Borgia
J’étais dans une mortelle inquiétude… Prenez ma main… Je vais vous reconduire.
– Tout à l’heure, prince ! répondit Béatrix. Je désire encore respirer la fraîcheur parfumée de cette belle nuit…
Le prince se tourna vers les porteurs de flambeaux et les renvoya d’un geste. Quand ils furent seuls, il s’assit près de sa jeune femme.
– Vous avez raison, dit-il, ce sont de douces minutes, celles que l’on passe dans la solitude des rêveries, loin des importuns… La belle nuit !… Comme tout est calme !… Comme nous sommes loin du monde !… Concevez-vous mon bonheur, Béatrix ?…
Il prit sa main. Elle le laissa faire. Seulement, elle eut un léger recul que le vieillard ne remarqua pas.
– Bonheur imprévu, inespéré ! continua le prince Manfredi. Qui eût pu supposer que, parmi tant de jeunes seigneurs épris de votre beauté, vous n’en distingueriez aucun et que ce serait moi, vieillard que guette la tombe, qui deviendrait votre élu !…
– Prince…
Se penchant, le prince Manfredi posa ses lèvres sur la main de Béatrix. Ce n’était plus là un baiser de convenance. C’était un baiser d’amour ! Primevère jeta un léger cri et, presque violemment, retira sa main.
– Qu’avez-vous donc, Béatrix ? demanda le vieillard.
Ce qu’elle avait ?…
Lorsque, affolée par la proposition de Malatesta, placée dans l’alternative de résister à cette proposition ou de voir s’écrouler l’œuvre de défense qu’elle avait si longuement combinée, elle avait eu cette soudaine inspiration de choisir le vieux Manfredi pour mari, elle n’avait pas pensé, à ce moment, que le vieillard, rajeuni par l’orgueil et la joie, voudrait être son époux autrement que de nom !
Elle avait songé seulement à éviter le danger immédiat.
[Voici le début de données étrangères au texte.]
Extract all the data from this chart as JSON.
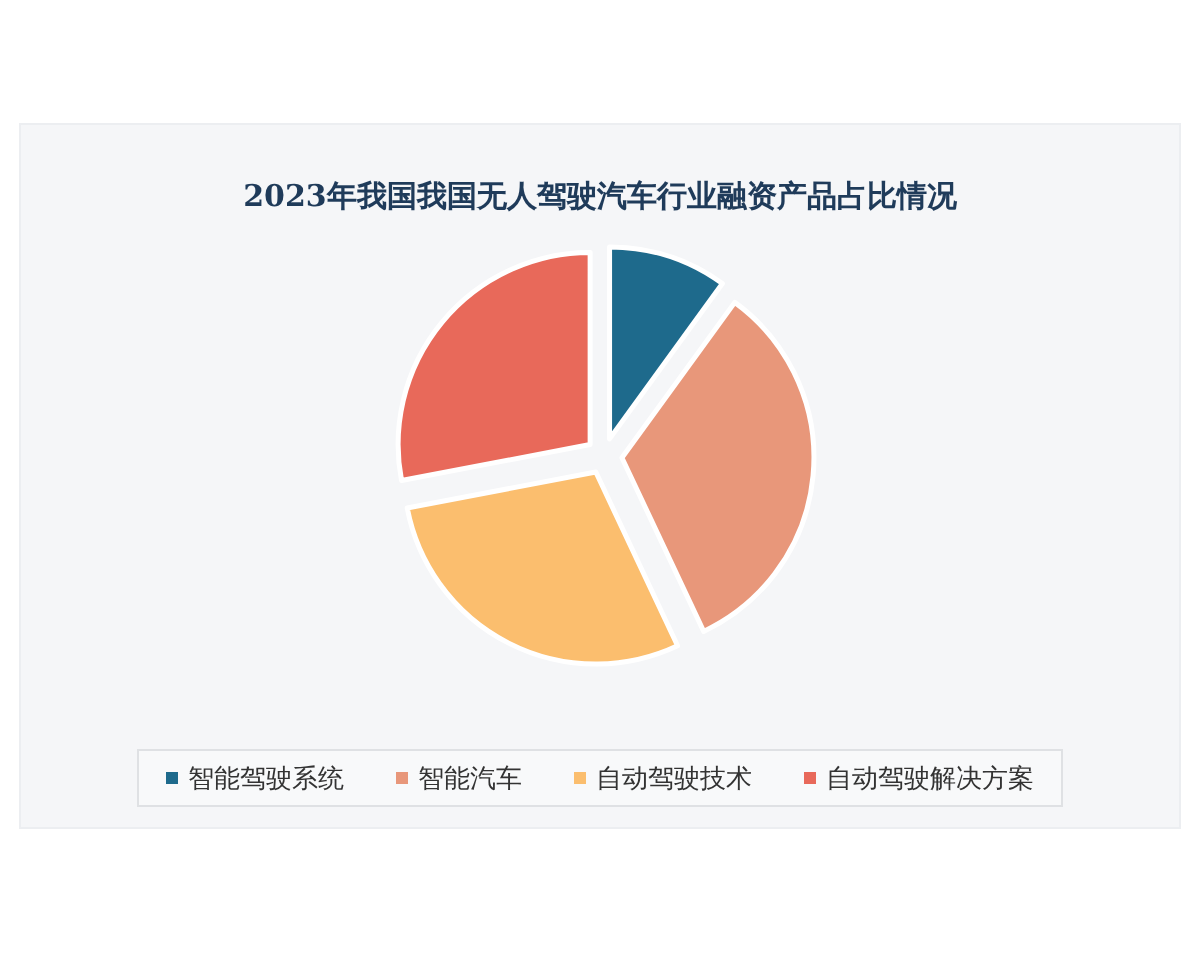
{
  "chart_data": {
    "type": "pie",
    "title": "2023年我国我国无人驾驶汽车行业融资产品占比情况",
    "categories": [
      "智能驾驶系统",
      "智能汽车",
      "自动驾驶技术",
      "自动驾驶解决方案"
    ],
    "values": [
      10,
      33,
      29,
      28
    ],
    "colors": [
      "#1e6a8c",
      "#e8977a",
      "#fbbe6e",
      "#e8695a"
    ],
    "legend": "bottom"
  }
}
Et le danger, c’était de devenir la femme de Malatesta ou de l’un des jeunes seigneurs dont elle avait, dès longtemps, deviné la passion. Elle s’était réfugiée dans les bras du vieillard qu’elle considérait comme un père. Et voilà que le prince Manfredi se révélait amoureux, empressé à réclamer ses droits.
– Venez, chère Béatrix… rentrons.
Et, une fois encore, il voulut prendre sa main. Mais, cette fois, Primevère se recula avec un si visible effroi, que le prince pâlit de dépit. Et il renouvela sa question.
– Qu’avez-vous, Béatrix ?…
– Rien, répondit-elle faiblement.
– Cependant, vous paraissez me redouter et me fuir… Depuis que je suis ici, vous ne m’avez pas dit un mot…
– Laissez-moi un peu, seigneur, voulez-vous ? fit-elle avec effort.
Le prince Manfredi se leva.
– Béatrix, dit-il gravement, quelque pensée secrète vous tourmente. Ne voulez-vous pas me la dire ?…
– Eh bien, oui ! s’écria alors Primevère. Je ne veux rien vous cacher !
– À la bonne heure ! fit Manfredi, avec un sourire amer. Parlez donc sans crainte…
– Eh bien, seigneur, je voudrais… Ah ! je ne sais si vous comprendrez…
– Béatrix ! À quoi bon ces réticences ? s’écria le vieillard. Je vois, je comprends admirablement que vous n’avez aucun amour pour moi. Mais, à défaut d’amour que, vieillard, je ne pouvais espérer, tout au moins pouvais-je prétendre à un peu d’affection sincère…
– Je vous jure que mon affection pour vous est profonde et réelle…
– Et à la soumission de l’épouse ! acheva le prince.
Mais Primevère ne releva pas ce dernier mot.
– Donc, reprit Manfredi, je soupçonne quelque méprise… ou peut-être quelque intrigue dont je serais la dupe. J’ai soixante-douze ans. Nul au monde ne s’est jamais moqué impunément d’un Manfredi… Parlez, Béatrix ! Je vous adjure de parler franchement !
Primevère joignit les mains avec angoisse.
– Vous vous taisez, Béatrix, reprit le prince dont la colère montait d’instant en instant. Vous m’auriez donc bafoué ?… Vous !… Quel mal vous avais-je fait ?… Pourquoi m’avoir choisi, moi, de préférence à tout autre, pour me torturer et m’humilier ?…
– Prince ! dit-elle d’une voix tremblante. Je vais vous dire tout ce qui est dans mon cœur. Après, vous ferez comme votre générosité vous inspirera de faire…
– Calmez-vous, mon enfant, dit-il. Expliquez-vous et ne craignez rien du prince Manfredi qui, en ce moment, ne veut se souvenir que d’une chose, c’est qu’hier encore il vous appelait sa fille.